1. Les conditions générales de la responsabilité administrative
En principe, trois éléments doivent être réunis :
– un préjudice qui peut être matériel, moral ou corporel ;
– un fait générateur imputable à l’administration notamment une décision, une action ou une carence ;
– un lien de causalité entre le préjudice et le fait générateur.
2. La responsabilité pour faute
C’est le régime de principe : la victime doit démontrer une faute de l’administration. Il peut notamment s’agir d’une erreur, d’une négligence ou d’une illégalité.
Si dans certains cas une faute simple suffit, la démonstration d’une faute lourde est, parfois mais de moins en moins, exigée.
3. La responsabilité sans faute
La responsabilité peut être engagée même sans faute, notamment en cas de risque ou en cas de rupture d’égalité devant les charges publiques.
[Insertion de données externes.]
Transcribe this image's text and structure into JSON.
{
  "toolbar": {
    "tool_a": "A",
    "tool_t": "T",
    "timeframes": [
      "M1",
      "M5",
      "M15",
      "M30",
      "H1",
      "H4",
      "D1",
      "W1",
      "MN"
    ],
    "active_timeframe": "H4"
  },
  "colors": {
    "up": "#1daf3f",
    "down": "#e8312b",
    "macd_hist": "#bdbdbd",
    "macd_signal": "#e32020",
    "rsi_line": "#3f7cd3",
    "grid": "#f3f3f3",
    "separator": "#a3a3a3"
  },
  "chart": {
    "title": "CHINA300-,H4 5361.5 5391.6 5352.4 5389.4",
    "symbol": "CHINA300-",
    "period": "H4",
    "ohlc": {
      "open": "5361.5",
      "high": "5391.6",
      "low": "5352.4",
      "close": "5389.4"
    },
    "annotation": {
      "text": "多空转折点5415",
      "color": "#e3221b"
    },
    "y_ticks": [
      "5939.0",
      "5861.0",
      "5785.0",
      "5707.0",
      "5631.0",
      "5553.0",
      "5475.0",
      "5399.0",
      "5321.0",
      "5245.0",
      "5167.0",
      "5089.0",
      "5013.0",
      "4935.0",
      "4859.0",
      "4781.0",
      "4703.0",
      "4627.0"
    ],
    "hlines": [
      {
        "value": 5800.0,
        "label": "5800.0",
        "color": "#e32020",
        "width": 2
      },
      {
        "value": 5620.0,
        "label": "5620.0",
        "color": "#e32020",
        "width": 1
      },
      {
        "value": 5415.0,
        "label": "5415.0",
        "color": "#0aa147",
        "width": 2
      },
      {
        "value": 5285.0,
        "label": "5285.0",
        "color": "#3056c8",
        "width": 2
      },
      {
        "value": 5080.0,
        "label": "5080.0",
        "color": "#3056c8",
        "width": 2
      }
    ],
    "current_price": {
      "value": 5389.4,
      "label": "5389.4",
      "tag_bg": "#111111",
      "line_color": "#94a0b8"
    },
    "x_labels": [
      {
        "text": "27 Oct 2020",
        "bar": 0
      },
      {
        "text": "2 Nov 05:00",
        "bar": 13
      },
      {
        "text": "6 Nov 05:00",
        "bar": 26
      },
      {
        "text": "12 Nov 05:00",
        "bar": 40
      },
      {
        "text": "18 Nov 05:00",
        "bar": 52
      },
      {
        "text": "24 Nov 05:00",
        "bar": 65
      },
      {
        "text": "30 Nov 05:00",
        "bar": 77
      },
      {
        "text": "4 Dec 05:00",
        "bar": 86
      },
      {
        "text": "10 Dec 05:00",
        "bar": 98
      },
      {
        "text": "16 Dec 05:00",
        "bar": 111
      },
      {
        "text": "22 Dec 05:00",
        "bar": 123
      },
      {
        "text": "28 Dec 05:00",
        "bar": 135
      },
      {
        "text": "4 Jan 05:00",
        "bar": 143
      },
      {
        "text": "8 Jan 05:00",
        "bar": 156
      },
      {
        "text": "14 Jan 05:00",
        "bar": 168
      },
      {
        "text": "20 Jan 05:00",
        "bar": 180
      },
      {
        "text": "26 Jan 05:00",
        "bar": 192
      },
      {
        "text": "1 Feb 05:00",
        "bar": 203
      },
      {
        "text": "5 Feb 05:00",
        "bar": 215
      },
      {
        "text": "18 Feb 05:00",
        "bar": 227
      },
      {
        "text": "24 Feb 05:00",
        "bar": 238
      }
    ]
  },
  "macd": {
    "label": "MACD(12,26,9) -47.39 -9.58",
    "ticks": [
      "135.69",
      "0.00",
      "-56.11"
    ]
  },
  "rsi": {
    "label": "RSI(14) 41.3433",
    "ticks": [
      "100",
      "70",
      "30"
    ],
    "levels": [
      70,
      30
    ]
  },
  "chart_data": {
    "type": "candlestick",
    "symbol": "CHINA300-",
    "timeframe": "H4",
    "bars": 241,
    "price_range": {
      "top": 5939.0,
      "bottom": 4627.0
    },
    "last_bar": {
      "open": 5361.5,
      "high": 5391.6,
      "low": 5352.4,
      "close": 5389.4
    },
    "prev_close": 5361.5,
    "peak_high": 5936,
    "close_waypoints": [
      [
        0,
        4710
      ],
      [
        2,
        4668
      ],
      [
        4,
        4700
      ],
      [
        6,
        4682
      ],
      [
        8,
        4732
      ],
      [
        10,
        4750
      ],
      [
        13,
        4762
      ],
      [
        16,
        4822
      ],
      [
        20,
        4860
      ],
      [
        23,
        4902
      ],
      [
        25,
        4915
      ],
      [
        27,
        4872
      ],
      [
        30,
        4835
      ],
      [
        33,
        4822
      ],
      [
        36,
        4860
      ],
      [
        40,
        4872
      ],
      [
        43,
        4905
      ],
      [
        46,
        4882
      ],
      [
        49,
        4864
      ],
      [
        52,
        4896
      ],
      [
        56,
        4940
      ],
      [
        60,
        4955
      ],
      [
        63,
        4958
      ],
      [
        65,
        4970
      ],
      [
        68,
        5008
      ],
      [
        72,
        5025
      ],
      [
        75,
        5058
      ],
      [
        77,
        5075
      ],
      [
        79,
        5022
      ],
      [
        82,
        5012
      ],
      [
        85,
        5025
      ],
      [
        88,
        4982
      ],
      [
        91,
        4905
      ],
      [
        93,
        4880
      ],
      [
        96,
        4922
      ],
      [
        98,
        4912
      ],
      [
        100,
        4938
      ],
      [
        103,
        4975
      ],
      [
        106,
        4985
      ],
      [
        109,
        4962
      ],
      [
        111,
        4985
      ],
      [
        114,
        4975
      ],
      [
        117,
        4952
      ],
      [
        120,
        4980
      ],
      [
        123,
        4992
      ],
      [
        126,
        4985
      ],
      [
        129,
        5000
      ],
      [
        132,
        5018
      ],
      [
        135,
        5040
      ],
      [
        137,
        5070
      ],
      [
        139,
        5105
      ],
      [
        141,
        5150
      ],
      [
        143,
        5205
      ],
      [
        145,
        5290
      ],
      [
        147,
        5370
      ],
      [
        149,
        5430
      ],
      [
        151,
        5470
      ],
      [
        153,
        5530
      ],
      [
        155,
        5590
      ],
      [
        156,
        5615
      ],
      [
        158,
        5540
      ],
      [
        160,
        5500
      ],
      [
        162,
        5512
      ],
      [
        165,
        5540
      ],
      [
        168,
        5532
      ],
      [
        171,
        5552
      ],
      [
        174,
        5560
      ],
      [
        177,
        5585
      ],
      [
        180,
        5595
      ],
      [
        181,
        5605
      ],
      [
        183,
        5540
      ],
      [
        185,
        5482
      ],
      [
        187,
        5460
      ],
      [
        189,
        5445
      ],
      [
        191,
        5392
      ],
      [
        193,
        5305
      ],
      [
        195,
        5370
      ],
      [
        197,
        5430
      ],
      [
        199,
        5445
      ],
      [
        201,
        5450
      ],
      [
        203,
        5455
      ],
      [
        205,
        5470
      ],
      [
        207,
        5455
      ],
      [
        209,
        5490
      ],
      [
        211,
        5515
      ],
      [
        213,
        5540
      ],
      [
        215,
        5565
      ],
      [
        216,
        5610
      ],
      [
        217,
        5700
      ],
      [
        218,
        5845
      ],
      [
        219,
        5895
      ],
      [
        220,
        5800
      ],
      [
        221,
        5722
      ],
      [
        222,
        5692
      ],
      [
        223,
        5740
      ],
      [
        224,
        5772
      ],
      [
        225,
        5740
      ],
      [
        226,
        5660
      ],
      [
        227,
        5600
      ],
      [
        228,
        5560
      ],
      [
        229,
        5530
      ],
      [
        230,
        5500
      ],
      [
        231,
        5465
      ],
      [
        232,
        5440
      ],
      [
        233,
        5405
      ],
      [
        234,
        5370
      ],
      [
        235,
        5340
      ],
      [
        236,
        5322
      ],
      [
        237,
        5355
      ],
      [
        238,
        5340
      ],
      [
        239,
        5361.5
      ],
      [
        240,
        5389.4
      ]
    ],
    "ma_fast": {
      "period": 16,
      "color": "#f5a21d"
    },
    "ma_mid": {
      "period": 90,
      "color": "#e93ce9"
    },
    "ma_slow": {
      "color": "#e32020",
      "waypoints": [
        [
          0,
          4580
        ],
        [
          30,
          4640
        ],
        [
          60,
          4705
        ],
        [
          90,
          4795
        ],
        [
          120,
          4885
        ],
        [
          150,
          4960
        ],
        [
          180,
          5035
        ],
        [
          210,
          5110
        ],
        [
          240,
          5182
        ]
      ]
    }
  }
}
4. Les causes d’exonération
L’administration peut s’exonérer totalement ou partiellement en cas de faute de la victime, de force majeure ou de fait d’un tiers.
5. La procédure
Une demande indemnitaire préalable doit être adressée à l’administration. Celle-ci doit évaluer et chiffrer les préjudices subis.
En cas de rejet, un recours peut être formé devant le juge administratif dans un délai de deux mois.